In a January 11 interview with The New York Times, Stiller described their 2017 breakup, saying, "When we separated, it was just having space to see what our relationship was, what my life felt like when we weren't in that relationship, how much I loved our family unit." "It was like three or four years that we weren’t together, but we always were connected."

 

The director of Severance went on to say that, in his opinion, his split from Taylor—with whom he has two children, Quinlin, 19, and Ella, 22—was never meant to last.

"In my mind, I never didn’t want us to be together," Stiller, who married his co-star in Zoolander in 2000, stated. "I don’t know where Christine was; you’d have to ask her, but COVID put us all together in the same house."

Being back together starting in 2020, according to the Dodgeball actor, marked a turning point in their relationship and gave the estranged couple a chance to get back together.

"It was almost a year of living in the same house before we were actually together," said Stiller. However, I'm really appreciative of it, and I believe not many people do come back together when they separate."

"When you return, there's nothing like that," he added. "You have so much more appreciation for what you have because we know we could not have it."

When Taylor talked candidly about their breakup a few years ago, she expressed a similar viewpoint, pointing out how fast they had moved on from their first date more than two decades prior.

"We got married very quickly after meeting each other," she stated in 2023 during an appearance on The Drew Barrymore Show. "We knew each other six months, got engaged, married within the year, and had Ella that next year."

"I think Ben and I both started to grow in different directions," Taylor thought.
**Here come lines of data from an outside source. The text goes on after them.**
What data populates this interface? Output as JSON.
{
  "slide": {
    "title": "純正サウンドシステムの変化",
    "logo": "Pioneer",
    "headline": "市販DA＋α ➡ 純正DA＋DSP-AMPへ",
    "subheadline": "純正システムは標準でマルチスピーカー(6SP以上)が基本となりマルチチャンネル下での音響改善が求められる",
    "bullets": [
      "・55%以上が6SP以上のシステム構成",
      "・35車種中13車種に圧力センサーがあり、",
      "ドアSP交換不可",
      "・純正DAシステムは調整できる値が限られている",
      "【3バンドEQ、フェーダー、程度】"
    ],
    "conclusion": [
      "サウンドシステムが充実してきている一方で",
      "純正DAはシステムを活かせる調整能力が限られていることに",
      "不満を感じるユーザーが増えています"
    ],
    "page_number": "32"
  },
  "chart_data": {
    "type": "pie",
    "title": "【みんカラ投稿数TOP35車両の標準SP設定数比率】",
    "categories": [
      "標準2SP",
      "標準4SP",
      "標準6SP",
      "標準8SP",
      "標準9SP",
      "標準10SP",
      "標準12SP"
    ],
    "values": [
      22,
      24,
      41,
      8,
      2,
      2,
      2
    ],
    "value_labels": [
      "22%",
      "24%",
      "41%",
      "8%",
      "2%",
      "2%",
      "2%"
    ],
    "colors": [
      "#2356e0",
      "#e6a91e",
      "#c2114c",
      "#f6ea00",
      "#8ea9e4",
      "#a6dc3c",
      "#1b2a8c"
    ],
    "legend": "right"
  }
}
Additionally, when we decided to part ways, it wasn't something we wanted to talk publicly about or took lightly."

While they "needed some time to figure that out," the Brady Bunch movie actress went on to say that "during that time apart, [they] got to know who [they] are" and that they "always stayed a family unit and always continued to do things together."

With "so much time to talk" and "no other distractions," Stiller and Taylor were able to lay everything out on the table when the pandemic struck and they returned to living together.

"I feel like when you've lived a lifetime with someone like we have—and we learned as we were going along—there's a freedom in that," she said. "There is a freedom in the comfort of this relationship and the commitment."